Hibernate is one of the most commonly used ORMs around and is available to be used on Grails applications. Like all ORMs, it serves as an abstraction layer on top of the database, to avoid running SQL queries manually. It implements the JDBC standard for database access and respects the JPA standard.

It has a multitude of default behaviors to improve the performance of the database queries (lazy initialization, optimistic locking) and has an internal cache managed by session to reduce the number of DB queries.

Overview of Hibernate Caches

• First Level Cache — Unique per session. Stores result of queries done to reduce database accesses
• Second Level Cache — Configured by class, allows to share cached objects between different sessions

Flush

Flush is an Hibernate command to force the queries being cached to run immediately, therefore synchronizing the connection with the in memory objects.

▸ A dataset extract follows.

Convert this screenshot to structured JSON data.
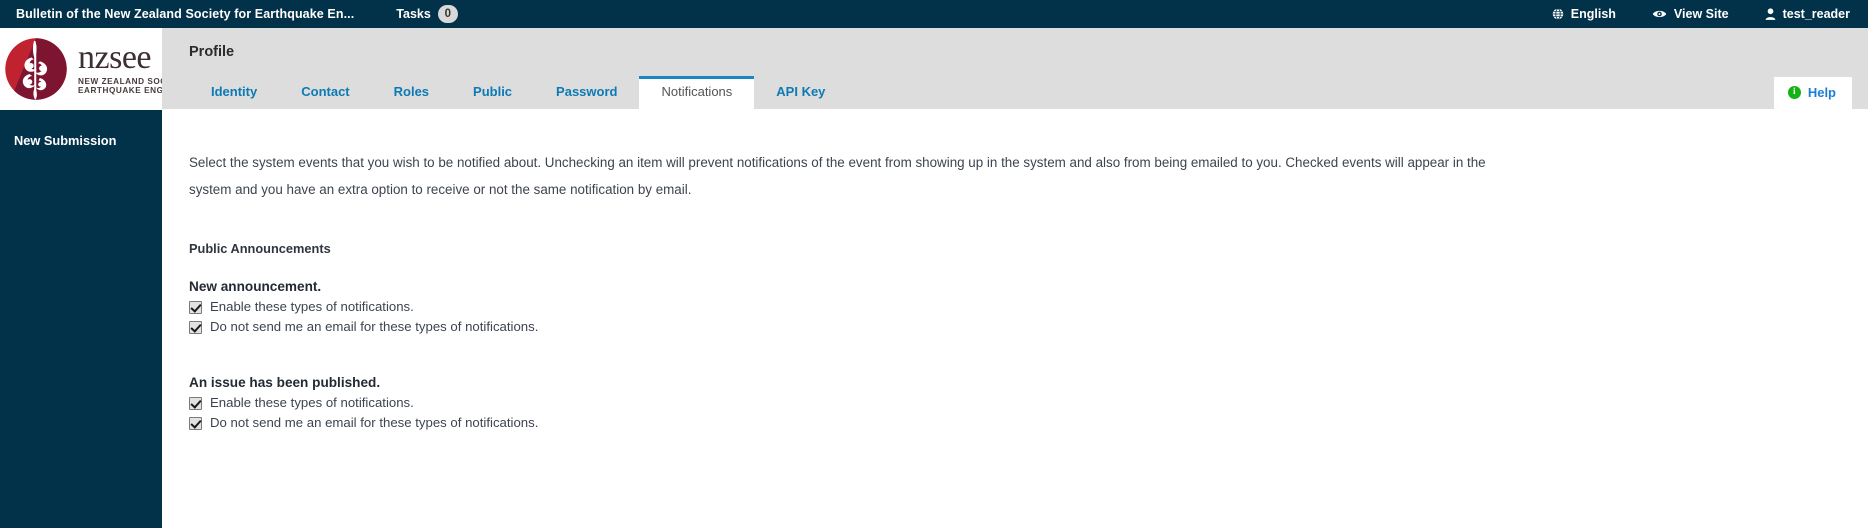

Hibernate and Transactions

As expected, hibernate supports the usage of transactions. Consider the following example:

Transactions in Hibernate

This code is the Java equivalent to the previous SQL queries. If any exception occurs during the balance changes, all changes will be rolled back and no data will be corrupted.

Grails Transactions

Depending on the version of Grails you use, the default behavior regarding transactions will change. In versions 3.0.x, all services are transactional by default, while in versions 3.1.x and above, transactional services have to be specified as such.

Transactions in Grails

Note that there are 2 transactional annotations available to use:

• grails.transaction.Transactional — Grails transaction. This, unlike in Spring, is an AST Transformation and eliminates the need for a proxy.
• org.springframework.transaction.annotation.Transactional — Spring default transaction, using proxies when no interface is involved. Read more at their doc.

This annotation will, more or less, introduce the Hibernate transaction code we saw before in the transactional methods.

What does flush do?

Calling domainObject.save(flush:true) will not execute a commit command when inside a transaction. It does not break the normal transaction flow.

Transactions and Multi Threading

When working with multiple threads and database queries (or transactions) at the same time, particular problems can occur. To avoid it, some things must be remembered:

1. Each thread will have its own Hibernate session, which means that the cache will not be shared and may become outdated very quickly.
   This is because Hibernate might not commit to the database immediately (by default it manages it internally, although at the end of each session / thread it will flush everything). This can be controlled using flush or/and smaller transactions.
   Also, due to the cache, when reading data it might not reflect the latest changes in the database. Grails has available a refresh() method which will force an update of the internal cache.
2. If optimistic locking is not enabled, you might have deadlocks. Admittedly, this will happen mostly because of poorly managed transactions. Image the following scenario:

Grails Transactions & Multi-Threading

Each of these two methods has a chance of blocking the other, even on different threads, because they might cause a lock on the database. Since the long-running service can last a long time, other method calls to the same id will be stuck until it finishes. If this is a highly accessed object, this will spell trouble fast.

Here, it is simple to see that the long-running service should not be executed inside the transaction, but in more complex scenarios and with default behaviors it might not be so clear where the problem is.

Transactions are a useful paradigm that help us maintain data consistency even when performing several complex operations. They have some overhead, as the management of transactions is a complex task. To help with managing transactions, ORMs like Hibernate, integrated with frameworks like Spring or Grails, provide multiple mechanisms to create transactions.

We need to keep it mind that the way transactions are managed can lead to certain headaches, like dead locks or out-of-sync applications. Having a good, even if simplified, knowledge of how transactions work in the tools that we use will help us avoid these problems.